Villa Necchi Campiglio, monumento di incomparabile bellezza e fascino che sorge nel pieno centro di Milano, è una meraviglia da ammirare, un luogo vivo che racchiude in sé l’identità di una città che, negli anni ’30, si trovava come poche altre tenacemente protesa verso il futuro. E meraviglia è l’effetto che provoca la sua vista al visitatore, grazie al suo stile moderno e originale che è al contempo emozionante e commovente.

Una vera e propria “Villa multiuso” una villa da visitare ma anche da vivere attraverso convegni, incontri aziendali, festeggiamenti. “La nuova Caffetteria sarà aperta anche la sera, permettendo così alle persone di bere qualcosa comodamente seduti a bordo della piscina”.

Ma anche un’opera d’arte, fuori e dentro, visto che la Villa ospita la Collezione Claudia Gian Ferrari, straordinario catalogo di 44 superbi capolavori dell’arte del Novecento Italiano, da Arturo Martini a Giorgio Morandi, da Giorgio de Chirico a Mario Sironi, che la grande collezionista ha generosamente destinato in prestito permanente e in futuro – per destinazione testamentaria – in proprietà al FAI; e la Collezione di Alighiero ed Emilietta de’ Micheli, con dipinti di Canaletto, Tiepolo, Marieschi e Rosalba Carriera, preziose porcellane cinesi e maioliche lombarde, una collezione di miniature di Jean Baptiste Isabey appartenute anche a Napoleone, oltre a importanti arredi italiani e francesi del ‘700.

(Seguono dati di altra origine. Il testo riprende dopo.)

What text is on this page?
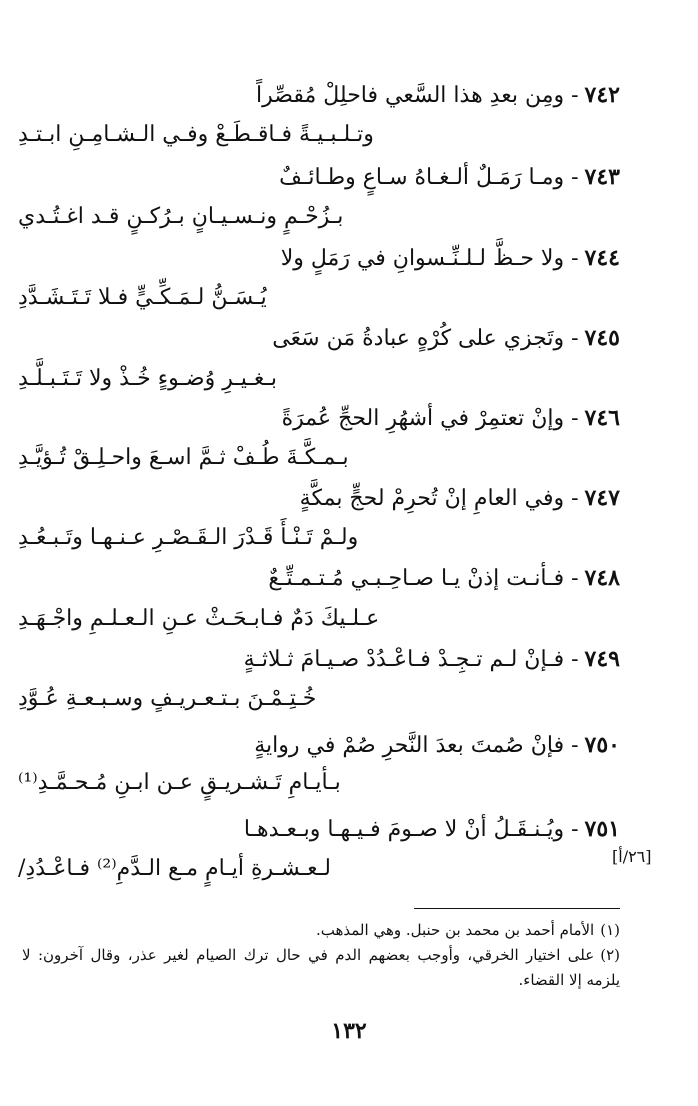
٧٤٢- ومِن بعدِ هذا السَّعي فاحلِلْ مُقصِّراً
وتـلـبـيـةً فـاقـطَـعْ وفـي الـشـامِـنِ ابـتـدِ
٧٤٣- ومـا رَمَـلٌ ألـغـاهُ سـاعٍ وطـائـفٌ
بـزُحْـمٍ ونـسـيـانٍ بـرُكـنٍ قـد اغـتُـدي
٧٤٤- ولا حـظَّ لـلـنِّـسوانِ في رَمَلٍ ولا
يُـسَـنُّ لـمَـكِّـيٍّ فـلا تَـتَـشَـدَّدِ
٧٤٥- وتَجزي على كُرْهٍ عبادةُ مَن سَعَى
بـغـيـرِ وُضـوءٍ خُـذْ ولا تَـتَـبـلَّـدِ
٧٤٦- وإنْ تعتمِرْ في أشهُرِ الحجِّ عُمرَةً
بـمـكَّـةَ طُـفْ ثـمَّ اسـعَ واحـلِـقْ تُـؤيَّـدِ
٧٤٧- وفي العامِ إنْ تُحرِمْ لحجٍّ بمكَّةٍ
ولـمْ تَـنْـأَ قَـدْرَ الـقَـصْـرِ عـنـهـا وتَـبـعُـدِ
٧٤٨- فـأنـت إذنْ يـا صـاحِـبـي مُـتـمـتِّـعٌ
عـلـيكَ دَمٌ فـابـحَـثْ عـنِ الـعـلـمِ واجْـهَـدِ
٧٤٩- فـإنْ لـم تـجِـدْ فـاعْـدُدْ صـيـامَ ثـلاثـةٍ
خُـتِـمْـنَ بـتـعـريـفٍ وسـبـعـةِ عُـوَّدِ
٧٥٠- فإنْ صُمتَ بعدَ النَّحرِ صُمْ في روايةٍ
بـأيـامِ تَـشـريـقٍ عـن ابـنِ مُـحـمَّـدِ⁽¹⁾
٧٥١- ويُـنـقَـلُ أنْ لا صـومَ فـيـهـا وبـعـدهـا
لـعـشـرةِ أيـامٍ مـع الـدَّمِ⁽²⁾ فـاعْـدُدِ/	[٢٦/أ]
(١)الأمام أحمد بن محمد بن حنبل. وهي المذهب.
(٢)على اختيار الخرقي، وأوجب بعضهم الدم في حال ترك الصيام لغير عذر، وقال آخرون: لا يلزمه إلا القضاء.
١٣٢
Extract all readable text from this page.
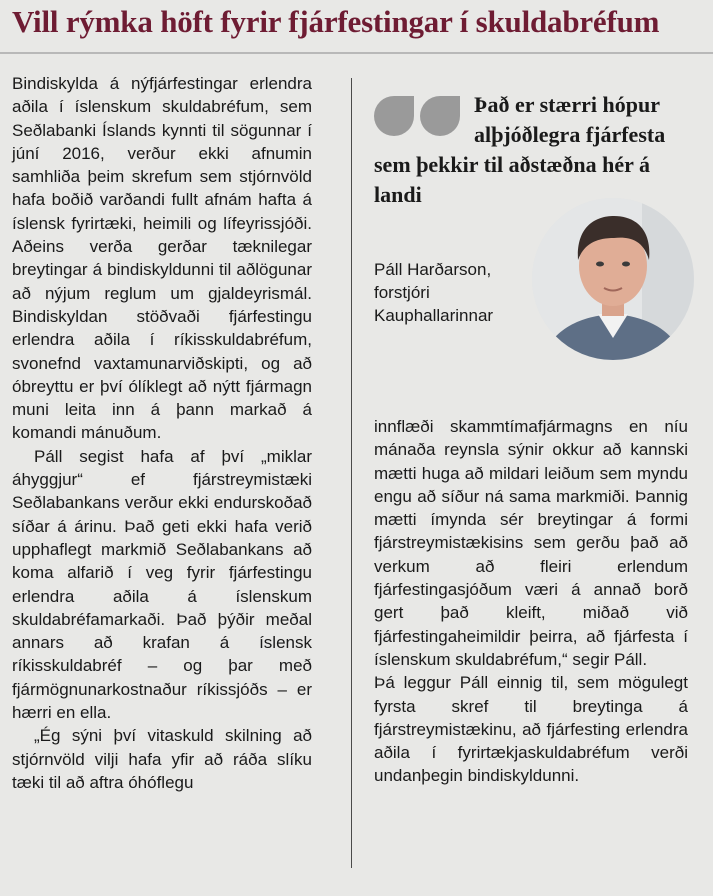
Vill rýmka höft fyrir fjárfestingar í skuldabréfum

Bindiskylda á nýfjárfestingar erlendra aðila í íslenskum skuldabréfum, sem Seðlabanki Íslands kynnti til sögunnar í júní 2016, verður ekki afnumin samhliða þeim skrefum sem stjórnvöld hafa boðið varðandi fullt afnám hafta á íslensk fyrirtæki, heimili og lífeyrissjóði. Aðeins verða gerðar tæknilegar breytingar á bindiskyldunni til aðlögunar að nýjum reglum um gjaldeyrismál. Bindiskyldan stöðvaði fjárfestingu erlendra aðila í ríkisskuldabréfum, svonefnd vaxtamunarviðskipti, og að óbreyttu er því ólíklegt að nýtt fjármagn muni leita inn á þann markað á komandi mánuðum.

Páll segist hafa af því „miklar áhyggjur“ ef fjárstreymistæki Seðlabankans verður ekki endurskoðað síðar á árinu. Það geti ekki hafa verið upphaflegt markmið Seðlabankans að koma alfarið í veg fyrir fjárfestingu erlendra aðila á íslenskum skuldabréfamarkaði. Það þýðir meðal annars að krafan á íslensk ríkisskuldabréf – og þar með fjármögnunarkostnaður ríkissjóðs – er hærri en ella.

„Ég sýni því vitaskuld skilning að stjórnvöld vilji hafa yfir að ráða slíku tæki til að aftra óhóflegu

Það er stærri hópur alþjóðlegra fjárfesta sem þekkir til aðstæðna hér á landi
Páll Harðarson,
forstjóri Kauphallarinnar

innflæði skammtímafjármagns en níu mánaða reynsla sýnir okkur að kannski mætti huga að mildari leiðum sem myndu engu að síður ná sama markmiði. Þannig mætti ímynda sér breytingar á formi fjárstreymistækisins sem gerðu það að verkum að fleiri erlendum fjárfestingasjóðum væri á annað borð gert það kleift, miðað við fjárfestingaheimildir þeirra, að fjárfesta í íslenskum skuldabréfum,“ segir Páll.

Þá leggur Páll einnig til, sem mögulegt fyrsta skref til breytinga á fjárstreymistækinu, að fjárfesting erlendra aðila í fyrirtækjaskuldabréfum verði undanþegin bindiskyldunni.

La Villa può essere visitata con guida obbligatoria non riservata, in gruppi di massimo 20 persone, della durata di circa 40 minuti in italiano (solo se posti disponibili) da mercoledì a domenica, dalle ore 10 alle 18. Il martedì si accettano gruppi e scolaresche su prenotazione. Ultimo ingresso mezz’ora prima della chiusura.